All of Kuriyama’s lectures are supplemented with iMovies or elaborate Keynote presentations, entertaining but informative tools that have his students raving. In place of response papers, Kuriyama asks his students to comment on the readings by submitting a weekly audiocast, movie clip, or Keynote presentation. For the final research project, students can choose between a paper, audiocast, iMovie, or other electronic presentation.

“One of the great advantages of this new format is that it allows students, through repeated trials, to refine and polish their mastery of media as tools of intellectual exploration and expression,” Kuriyama says. “It also gives them an opportunity to teach each other (and me), as the weekly sharing of compositions allows everyone to learn from the interesting techniques and effects invented by others.”

Aesthetic and Interpretive Understanding 15: ‘Elements of Rhetoric’

Why study rhetoric? For James Engell, Gurney Professor of English Literature and professor of comparative literature, the answer is clear.

“Rhetoric is absolutely fundamental to the study of language, composition, criticism, and public speaking,” says Engell. “Rhetoric is a foundational discipline and a set of skills indispensable to law, politics, academia, and public policy.”

These practical applications inform Engell’s course “Elements of Rhetoric.” The syllabus, which focuses on both theory and practice, is designed to help students develop critical thinking skills as well as improve their writing and speaking abilities. Engell also hopes the course will encourage students to be comfortable negotiating issues of ethics.

“In learning how to persuade and in analyzing how others persuade, we inevitably make ethical judgments and ask ethical questions of ourselves and of others,” he says.
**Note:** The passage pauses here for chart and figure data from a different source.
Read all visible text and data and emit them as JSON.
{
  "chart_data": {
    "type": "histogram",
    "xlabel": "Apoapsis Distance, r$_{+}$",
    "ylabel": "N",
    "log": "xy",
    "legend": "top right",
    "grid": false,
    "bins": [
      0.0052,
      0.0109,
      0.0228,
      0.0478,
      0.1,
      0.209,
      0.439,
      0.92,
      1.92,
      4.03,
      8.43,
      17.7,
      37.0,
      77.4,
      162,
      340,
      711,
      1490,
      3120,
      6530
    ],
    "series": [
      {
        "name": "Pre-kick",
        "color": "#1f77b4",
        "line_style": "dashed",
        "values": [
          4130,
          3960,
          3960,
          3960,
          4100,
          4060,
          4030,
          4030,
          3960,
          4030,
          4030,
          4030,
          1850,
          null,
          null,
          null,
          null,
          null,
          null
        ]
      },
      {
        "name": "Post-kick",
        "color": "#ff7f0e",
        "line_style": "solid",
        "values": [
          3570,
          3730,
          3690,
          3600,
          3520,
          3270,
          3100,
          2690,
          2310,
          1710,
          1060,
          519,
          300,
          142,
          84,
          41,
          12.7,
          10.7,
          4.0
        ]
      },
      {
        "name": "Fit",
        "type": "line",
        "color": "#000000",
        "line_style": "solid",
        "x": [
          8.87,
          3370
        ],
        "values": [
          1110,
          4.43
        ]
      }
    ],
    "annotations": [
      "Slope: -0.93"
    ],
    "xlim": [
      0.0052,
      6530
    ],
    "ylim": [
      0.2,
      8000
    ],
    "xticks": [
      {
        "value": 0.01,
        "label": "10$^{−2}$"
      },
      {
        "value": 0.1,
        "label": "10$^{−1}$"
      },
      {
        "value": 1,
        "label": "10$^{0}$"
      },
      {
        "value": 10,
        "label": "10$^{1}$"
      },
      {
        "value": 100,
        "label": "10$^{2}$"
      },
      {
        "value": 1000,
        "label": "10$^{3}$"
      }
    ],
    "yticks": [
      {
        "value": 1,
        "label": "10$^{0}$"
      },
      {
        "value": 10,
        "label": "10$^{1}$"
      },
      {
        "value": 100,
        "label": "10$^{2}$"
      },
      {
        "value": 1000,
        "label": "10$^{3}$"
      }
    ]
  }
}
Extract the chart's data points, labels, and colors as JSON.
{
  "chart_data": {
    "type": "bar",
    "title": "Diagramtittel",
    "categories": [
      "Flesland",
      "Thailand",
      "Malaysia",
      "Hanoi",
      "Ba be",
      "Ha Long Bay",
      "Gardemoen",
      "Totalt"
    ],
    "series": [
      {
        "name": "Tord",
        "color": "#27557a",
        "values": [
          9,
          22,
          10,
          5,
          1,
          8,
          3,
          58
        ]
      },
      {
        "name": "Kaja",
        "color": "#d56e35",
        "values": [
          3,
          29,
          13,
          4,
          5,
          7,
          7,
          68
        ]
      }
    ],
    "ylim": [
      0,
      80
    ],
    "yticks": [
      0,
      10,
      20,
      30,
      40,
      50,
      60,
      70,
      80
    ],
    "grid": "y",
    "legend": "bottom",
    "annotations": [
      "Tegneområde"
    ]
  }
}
Engell draws on a range of American writing to evaluate rhetorical strategies, modes of analysis, and theories of rhetoric. The course follows American writing from 1765 to the present day, and includes such famous texts as the Declaration of Independence, Abraham Lincoln’s “A House Divided” speech, and Susan B. Anthony’s extended testimony on women’s rights before a Senate committee in 1887. Students also watch a weekly film that features a famous orator, such as Martin Luther King Jr. or John F. Kennedy.

Engell notes that the students’ “open questions and enthusiasm, the different experiences they bring, and their different expectations” has made the course enjoyable thus far.

Ethical Reasoning 12: ‘Political Justice and Political Trials’

Historical courtroom drama provides great raw material for classroom dialogue.

“I often ask for votes on conviction or acquittal,” says Charles Maier, Leverett Saltonstall Professor of History. “It forces students to concentrate their mind and commit themselves on the issues at stake. I’m always surprised by how many are prepared to execute Louis XVI.”

Maier encourages students to examine the nature and implications of political trials in which defendants are prosecuted for alleged abuses of power, violations of rights, or a discredited ideology, and not just ordinary criminal acts. The course raises questions regarding the moral, political, and legal stakes of these trials, with the overarching theme of judgment of an individual or group based on accepted political ideas or activity.

“I see the course as an exercise in applied ethical reasoning,” says Maier. “The moral issues recur throughout the centuries, but every test of them is dripping, so to speak, with a particular history.”

Maier covers trials from antiquity to the French Revolution, the Soviet purges, Nuremburg, the Cold War, and the aftermath of contemporary atrocities. Readings include trial argumentation and transcripts, and students consider the courtroom narrative within the framework of the historical narrative.

“This course has driven me to consider law and politics in light of the surrounding contextual details,” says Victoria Phan ’09. “Judgments about not only cases, but events can and probably should be taken in light of these contextual details, as through this course, I have seen how a present environment can totally change the perspective on and judgment on a certain case.”